General Motors Co. is laying more than 250 workers from an engine factory in Canada and trimming production at two U.S. facilities, fallout from a strike at a vehicle-assembly plant that is jeopardizing the supply of GM's top-selling sport-utility vehicle.

The engine facility in St. Catharines, Ontario, near Niagara Falls, makes transmissions used in the Chevrolet Equinox SUV, built at GM's CAMI Assembly plant in Ingersoll, Ontario. About 2,500 workers at the CAMI plant went on strike Sunday night after union negotiators failed to reach a new labor deal with GM.

Between 250 and 300 employees at the St. Catharines factory will be out of work starting Monday, said Greg Brady, president of Unifor Local 199, which represents workers at the plant. That union local operates under a separate contract with GM and isn't on strike.

The strike at CAMI also is having ripple effects south of the border. There will be a "small number" of layoffs at factories in Flint, Mich., and Spring Hill, Tenn., which make small gas engines for the Equinox, a GM spokesman said.

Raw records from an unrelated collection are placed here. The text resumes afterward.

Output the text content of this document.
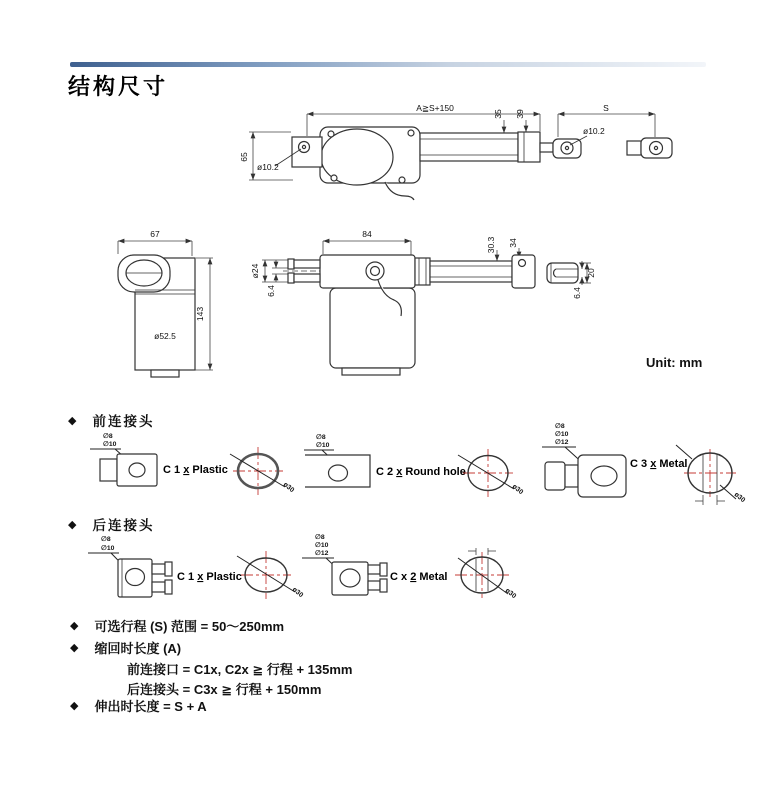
结构尺寸
A≧S+150	S
65
ø10.2
ø10.2
35 39
67
143
ø52.5
ø24
6.4
84
30.3 34
20
6.4
Unit: mm
◆ 前连接头
∅8
∅10
C 1 x Plastic
ø30
∅8
∅10
C 2 x Round hole
ø30
∅8
∅10
∅12
C 3 x Metal
ø30
◆ 后连接头
∅8
∅10
C 1 x Plastic
ø30
∅8
∅10
∅12
C x 2 Metal
ø30
◆ 可选行程 (S) 范围 = 50～250mm
◆ 缩回时长度 (A)
前连接口 = C1x, C2x ≧ 行程 + 135mm
后连接头 = C3x ≧ 行程 + 150mm
◆ 伸出时长度 = S + A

Mr. Brady said formal talks with GM hadn't resumed as of Thursday evening. A GM spokeswoman in Canada said the company is encouraging the union to return to the bargaining table.

Union leaders are worried GM could shift more work to Mexico and are pressing GM to designate the CAMI plant as the auto maker's primary producer of the Equinox. The company laid off about 600 CAMI workers earlier this year when a different SUV model built there was moved to Mexico.

"People are nervous," Unifor President Jerry Dias said in an interview. "The bottom line is we need to stop the bleeding."

The Equinox is GM's No. 2 vehicle by U.S. sales, a key entrant for the company in a fast-growing market segment. Shoppers increasingly are ditching sedans in favor of such crossover SUVs amid lower gas prices and a proliferation of new models.

U.S. sales of the Equinox rose 17% to about 185,000 vehicles this year through August. GM also sold about 17,000 of the SUVs in Canada.

The CAMI plant for years had produced the vast majority of Equinox SUVs. But this year GM introduced a revamped version and expanded production to plants in San Luis Potosi and Ramos Arizpe in Mexico. That gives GM more leverage in its negotiations with the Canadian union, analysts say.

J.D. Power estimates that GM eventually could make up nearly all of the lost production from the CAMI plant -- about 750 SUVs a day -- by boosting production at the two Mexican plants.